Looking around supposedly SARS-stricken Toronto on a gorgeous spring day, you might not see what you would expect.

"They all come here expecting to see masks, Red Cross people on the corner, but take a look around you -- there's none of that," Toronto Tourism leader Bruce MacMillan told CBS News' Jim Axelrod.

The masks are confined to hospitals. And so too -- say public health officials -- are Toronto's cases of SARS. Toronto, they say, is getting a bad rap.

"Toronto is the safest city in the world to visit.
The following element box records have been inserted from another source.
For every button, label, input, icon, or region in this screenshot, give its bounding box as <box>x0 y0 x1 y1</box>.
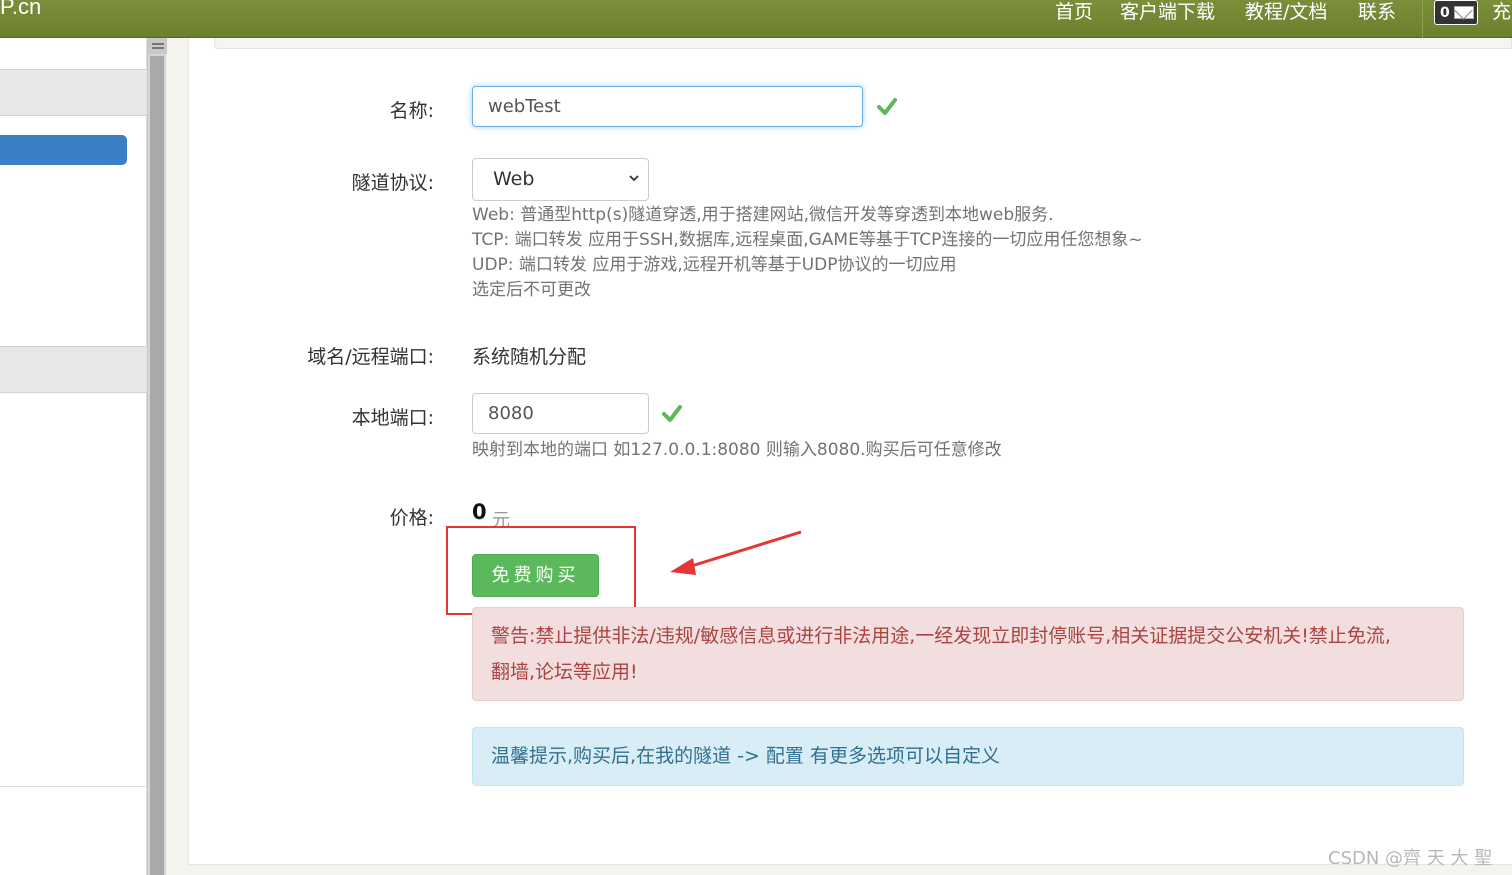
sidebar <box>0 38 147 875</box>
warning-line-1: 警告:禁止提供非法/违规/敏感信息或进行非法用途,一经发现立即封停账号,相关证据… <box>491 625 1391 647</box>
nav-home[interactable]: 首页 <box>1055 0 1093 24</box>
annotation-arrow-icon <box>670 530 802 575</box>
nav-divider <box>1422 0 1423 38</box>
nav-client-download[interactable]: 客户端下载 <box>1120 0 1215 24</box>
check-icon <box>877 98 897 115</box>
sidebar-divider <box>0 786 147 787</box>
message-count: 0 <box>1440 4 1450 21</box>
help-note: 选定后不可更改 <box>472 280 591 300</box>
local-port-label: 本地端口: <box>351 407 434 429</box>
chevron-down-icon <box>629 175 639 182</box>
messages-button[interactable]: 0 <box>1434 0 1478 25</box>
local-port-help: 映射到本地的端口 如127.0.0.1:8080 则输入8080.购买后可任意修… <box>472 440 1002 460</box>
price-label: 价格: <box>389 507 434 529</box>
scroll-thumb[interactable] <box>150 56 164 875</box>
protocol-help: Web: 普通型http(s)隧道穿透,用于搭建网站,微信开发等穿透到本地web… <box>472 203 1143 303</box>
price-value: 0 <box>472 500 487 524</box>
top-navbar: P.cn 首页 客户端下载 教程/文档 联系 0 充 <box>0 0 1512 38</box>
protocol-selected: Web <box>493 168 535 190</box>
mail-icon <box>1453 6 1474 19</box>
nav-contact[interactable]: 联系 <box>1358 0 1396 24</box>
info-text: 温馨提示,购买后,在我的隧道 -> 配置 有更多选项可以自定义 <box>491 745 1000 767</box>
domain-label: 域名/远程端口: <box>307 346 434 368</box>
sidebar-item-active[interactable] <box>0 135 127 165</box>
help-tcp: TCP: 端口转发 应用于SSH,数据库,远程桌面,GAME等基于TCP连接的一… <box>472 230 1143 250</box>
sidebar-section-header-2[interactable] <box>0 346 147 393</box>
local-port-input[interactable] <box>472 393 649 434</box>
panel-header-strip <box>214 38 1512 49</box>
protocol-select[interactable]: Web <box>472 158 649 201</box>
sidebar-scrollbar[interactable] <box>147 38 167 875</box>
warning-line-2: 翻墙,论坛等应用! <box>491 661 638 683</box>
site-brand[interactable]: P.cn <box>0 0 41 20</box>
nav-docs[interactable]: 教程/文档 <box>1245 0 1327 24</box>
name-input[interactable] <box>472 86 863 127</box>
check-icon <box>662 405 682 422</box>
nav-recharge[interactable]: 充 <box>1492 0 1511 24</box>
sidebar-section-header[interactable] <box>0 69 147 116</box>
warning-alert: 警告:禁止提供非法/违规/敏感信息或进行非法用途,一经发现立即封停账号,相关证据… <box>472 607 1464 701</box>
annotation-highlight-box <box>446 526 636 615</box>
help-udp: UDP: 端口转发 应用于游戏,远程开机等基于UDP协议的一切应用 <box>472 255 957 275</box>
watermark: CSDN @齊 天 大 聖 <box>1328 848 1493 869</box>
scroll-menu-icon[interactable] <box>148 38 167 54</box>
domain-value: 系统随机分配 <box>472 346 587 368</box>
help-web: Web: 普通型http(s)隧道穿透,用于搭建网站,微信开发等穿透到本地web… <box>472 205 1054 225</box>
name-label: 名称: <box>389 100 434 122</box>
protocol-label: 隧道协议: <box>351 172 434 194</box>
info-alert: 温馨提示,购买后,在我的隧道 -> 配置 有更多选项可以自定义 <box>472 727 1464 786</box>
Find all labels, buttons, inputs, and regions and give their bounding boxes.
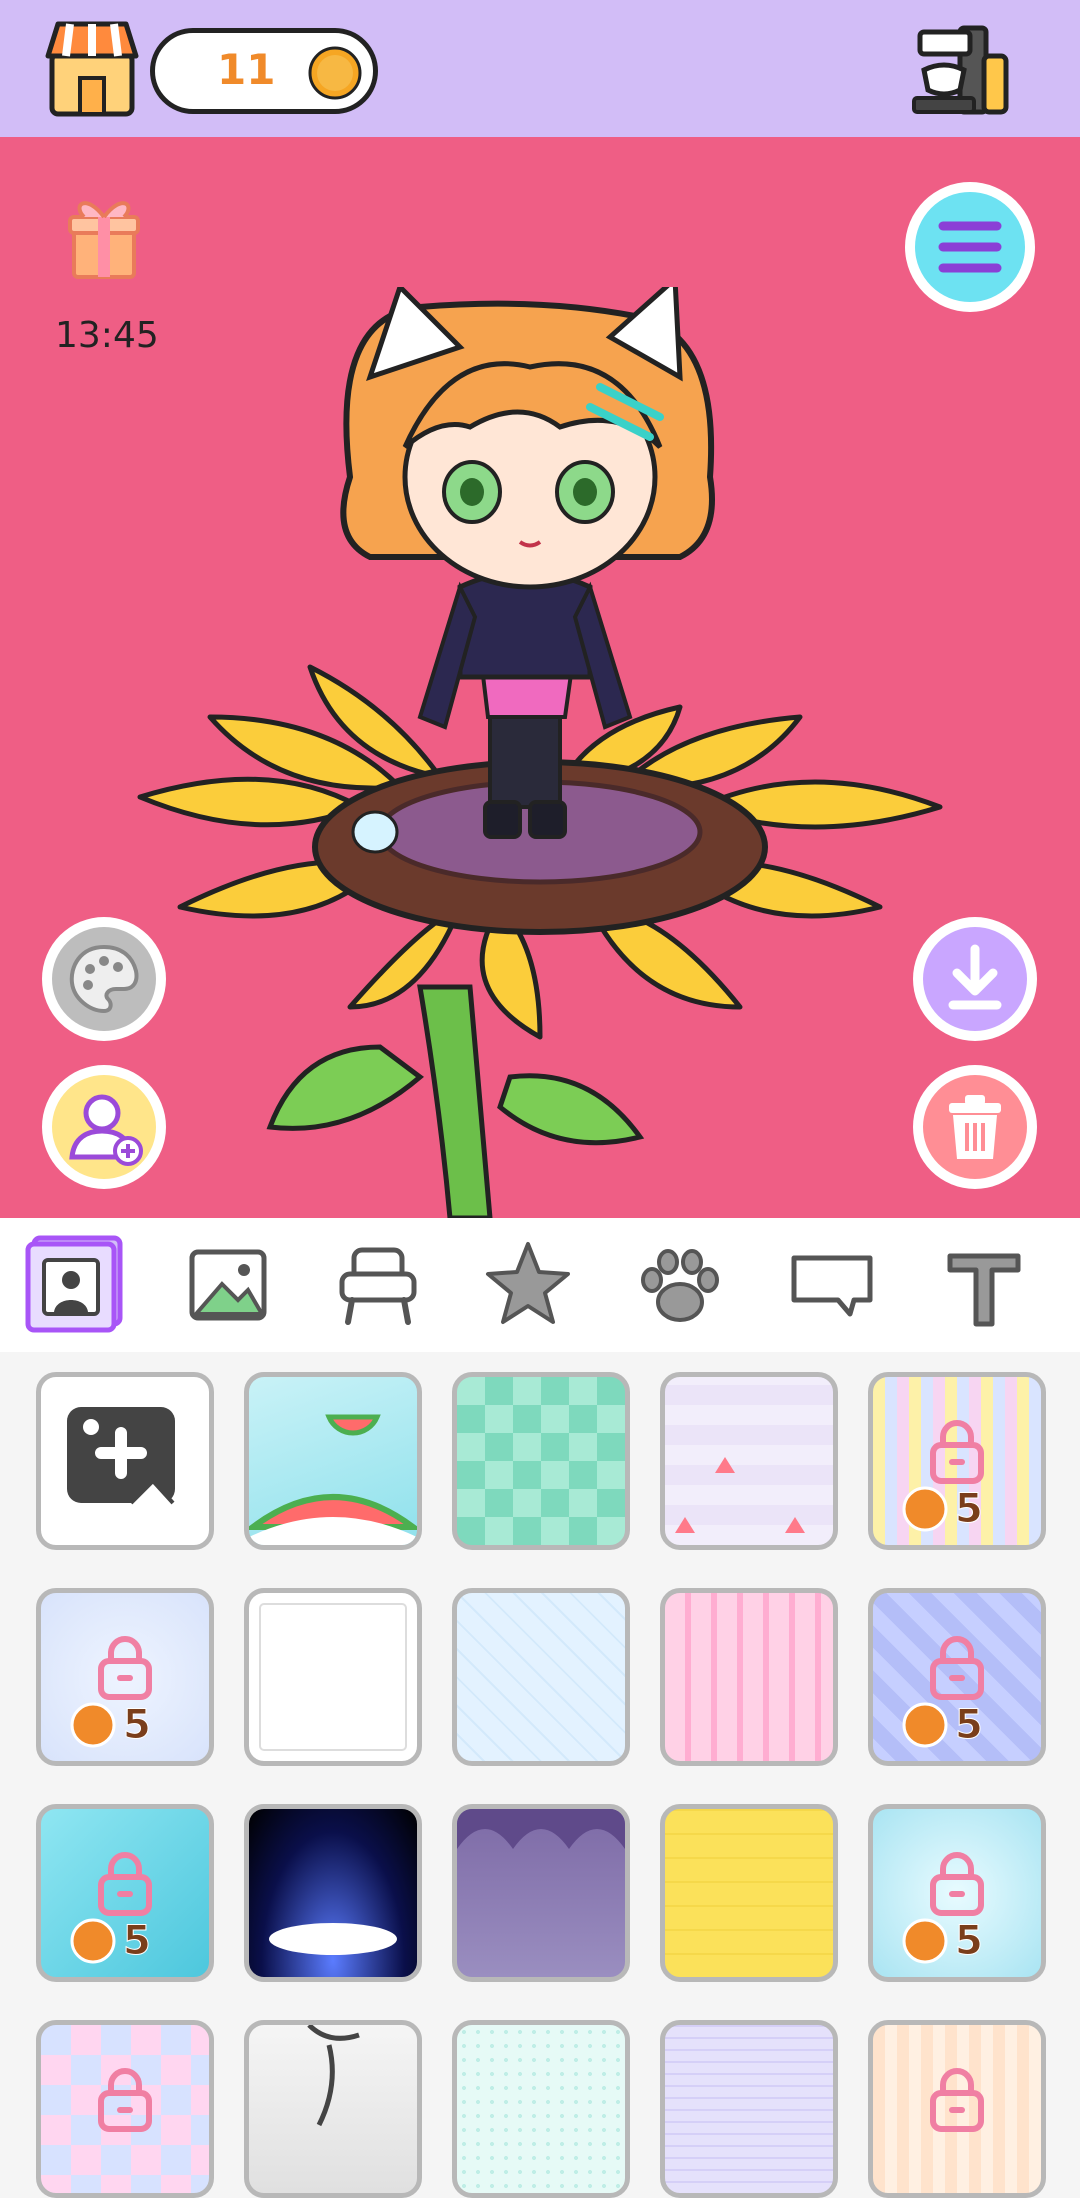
add-character-icon [52,1075,156,1179]
price-tag: 5 [901,1701,983,1749]
vending-station-icon[interactable] [910,20,1010,120]
background-item[interactable]: 5 [36,1804,214,1982]
background-item[interactable]: 5 [868,1372,1046,1550]
character-stage: 13:45 [0,137,1080,1218]
background-item[interactable] [244,2020,422,2198]
character-illustration[interactable] [120,287,960,1218]
background-item[interactable] [244,1804,422,1982]
background-item[interactable] [452,1372,630,1550]
background-item[interactable] [244,1588,422,1766]
portrait-tab-icon[interactable] [24,1234,124,1334]
spotlight-stage-bg [269,1923,397,1955]
trash-icon [923,1075,1027,1179]
background-item[interactable] [36,2020,214,2198]
coin-icon [902,1702,948,1748]
lock-icon [930,2068,984,2132]
trash-button[interactable] [913,1065,1037,1189]
background-item[interactable] [452,1588,630,1766]
lock-icon [98,1636,152,1700]
white-dotted-bg [249,1593,417,1761]
background-item[interactable]: 5 [868,1804,1046,1982]
coin-icon [70,1918,116,1964]
coin-icon [902,1486,948,1532]
background-item[interactable]: 5 [36,1588,214,1766]
add-image-cell[interactable] [36,1372,214,1550]
background-item[interactable] [452,1804,630,1982]
lock-icon [930,1420,984,1484]
background-item[interactable] [660,1588,838,1766]
coin-icon [902,1918,948,1964]
chair-tab-icon[interactable] [328,1234,428,1334]
lock-icon [98,1852,152,1916]
background-grid: 5 5 5 5 5 [0,1352,1080,2198]
palette-button[interactable] [42,917,166,1041]
coin-icon [70,1702,116,1748]
category-tabs [0,1218,1080,1352]
background-item[interactable] [660,2020,838,2198]
lock-icon [930,1852,984,1916]
background-item[interactable] [868,2020,1046,2198]
price-tag: 5 [901,1917,983,1965]
background-item[interactable] [244,1372,422,1550]
text-tab-icon[interactable] [934,1234,1034,1334]
price-tag: 5 [69,1917,151,1965]
background-item[interactable] [660,1372,838,1550]
add-image-icon [67,1407,175,1505]
coin-icon [308,46,362,100]
download-icon [923,927,1027,1031]
purple-curtain-bg [457,1809,625,1849]
price-tag: 5 [901,1485,983,1533]
mint-dots-bg [457,2025,625,2193]
price-tag: 5 [69,1701,151,1749]
pink-stripes-bg [665,1593,833,1761]
background-item[interactable]: 5 [868,1588,1046,1766]
lock-icon [98,2068,152,2132]
coin-balance[interactable]: 11 [150,28,378,114]
lock-icon [930,1636,984,1700]
ink-tree-bg [307,2025,360,2127]
coin-count: 11 [217,45,276,94]
landscape-tab-icon[interactable] [178,1234,278,1334]
star-tab-icon[interactable] [478,1234,578,1334]
lilac-gingham-bg [665,2025,833,2193]
download-button[interactable] [913,917,1037,1041]
background-item[interactable] [452,2020,630,2198]
add-character-button[interactable] [42,1065,166,1189]
background-item[interactable] [660,1804,838,1982]
shop-icon[interactable] [44,18,140,118]
light-blue-grid-bg [457,1593,625,1761]
speech-bubble-tab-icon[interactable] [782,1234,882,1334]
palette-icon [52,927,156,1031]
top-bar: 11 [0,0,1080,137]
watermelon-pattern-bg [675,1457,805,1533]
watermelon-sky-bg [249,1414,417,1545]
gift-icon[interactable] [66,187,142,279]
yellow-notepad-bg [665,1809,833,1977]
paw-tab-icon[interactable] [630,1234,730,1334]
green-checker-bg [457,1377,625,1545]
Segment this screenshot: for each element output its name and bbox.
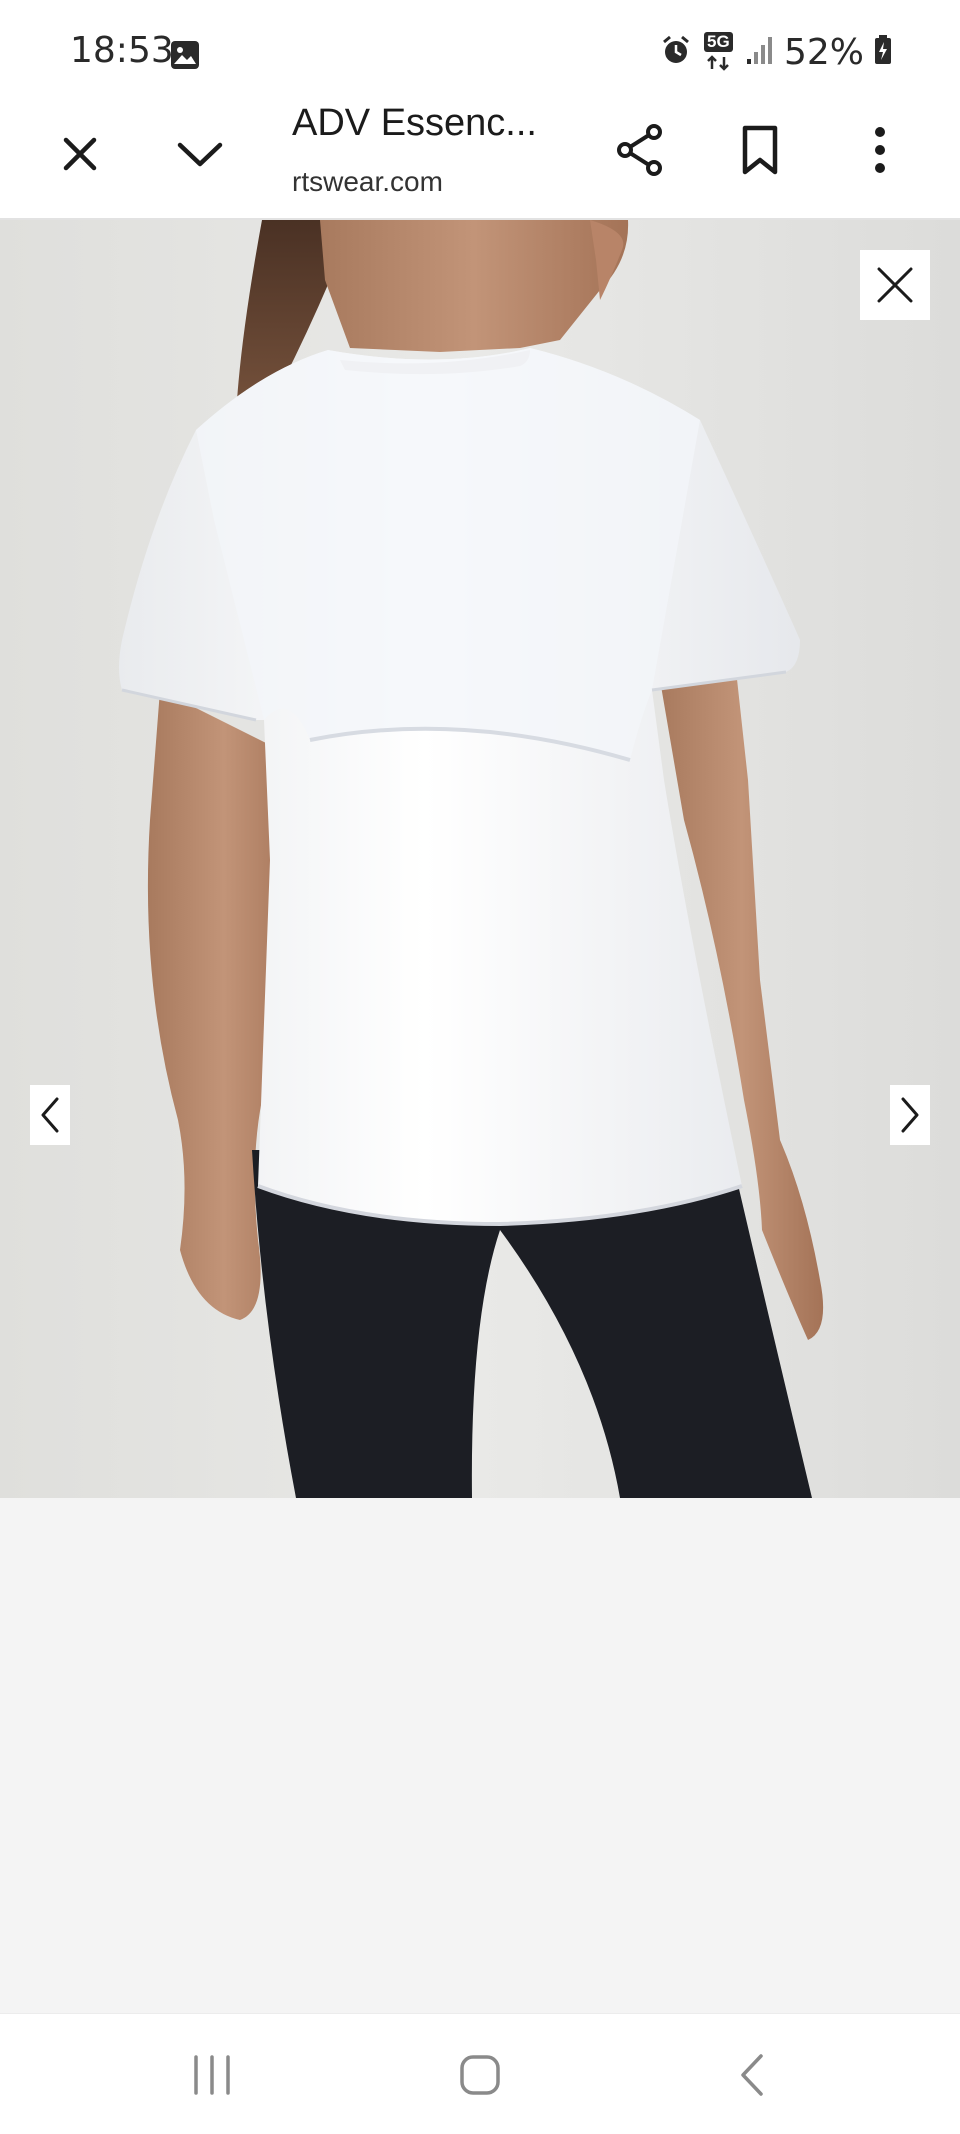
status-right-group: 5G 52% xyxy=(660,30,892,74)
status-time: 18:53 xyxy=(70,30,174,71)
chevron-right-icon xyxy=(901,1097,919,1133)
custom-tab-toolbar: ADV Essenc... rtswear.com xyxy=(0,90,960,220)
product-photo[interactable] xyxy=(0,220,960,1498)
close-tab-button[interactable] xyxy=(52,126,108,182)
chevron-down-icon xyxy=(177,142,223,167)
next-image-button[interactable] xyxy=(890,1085,930,1145)
alarm-icon xyxy=(660,34,692,71)
minimize-tab-button[interactable] xyxy=(172,126,228,182)
more-vert-icon xyxy=(875,127,885,173)
battery-percent: 52% xyxy=(783,31,864,73)
page-background xyxy=(0,1498,960,2013)
back-icon xyxy=(741,2054,763,2096)
close-icon xyxy=(877,267,913,303)
more-options-button[interactable] xyxy=(852,120,908,180)
viewer-close-button[interactable] xyxy=(860,250,930,320)
status-bar: 18:53 5G 52% xyxy=(0,0,960,90)
chevron-left-icon xyxy=(41,1097,59,1133)
recent-apps-icon xyxy=(194,2055,230,2095)
share-button[interactable] xyxy=(612,120,668,180)
network-5g-icon: 5G xyxy=(702,32,736,72)
network-label: 5G xyxy=(703,32,733,52)
back-button[interactable] xyxy=(722,2050,782,2100)
page-title: ADV Essenc... xyxy=(292,102,537,144)
page-url-text: rtswear.com xyxy=(292,166,443,197)
page-url: rtswear.com xyxy=(292,166,492,198)
battery-charging-icon xyxy=(874,34,892,70)
system-navigation-bar xyxy=(0,2013,960,2134)
signal-icon xyxy=(746,35,774,70)
share-icon xyxy=(617,124,662,176)
close-icon xyxy=(63,137,97,171)
product-image-viewer xyxy=(0,220,960,1498)
recent-apps-button[interactable] xyxy=(182,2050,242,2100)
bookmark-icon xyxy=(742,125,778,175)
home-icon xyxy=(460,2055,500,2095)
gallery-icon xyxy=(170,40,200,75)
bookmark-button[interactable] xyxy=(732,120,788,180)
home-button[interactable] xyxy=(450,2050,510,2100)
previous-image-button[interactable] xyxy=(30,1085,70,1145)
It continues to be the safest city," said Dr. Donald Low.

Low is in charge of microbiology at Toronto's Mount Sinai Hospital. Monday he welcomed Dr. Allison McGeer who was back after missing a month of work.

"I was in the hospital for nearly 3 weeks, and it was pretty miserable," she said.

McGeer, one of Toronto's top infectious disease experts, contracted SARS as she was investigating it.

"A great deal of the experience with this outbreak has been surreal, and it's one more surreal aspect to the whole thing."

Surreal would be a good word to describe the effect of SARS on the economy of Canada's largest city. There hasn't been a new case in 12 days. But fear is proving harder to contain than SARS itself.

Hotel occupancy is down by half. Restaurateurs are sweating it out. There is talk that major league ball players may refuse to play there. And Elton John and Billy Joel cancelled a concert set for Monday evening.

Scientifically there is "no reason whatsoever" to cancel the concert, said Low. "There was no threat to them, their crew, to the audience.

Which is why so many people there are holding their breath waiting for Tuesday, and the WHO's decision on rescinding its travel warning. They want to stop the bleeding in a city that's hurting -- even if no longer sick.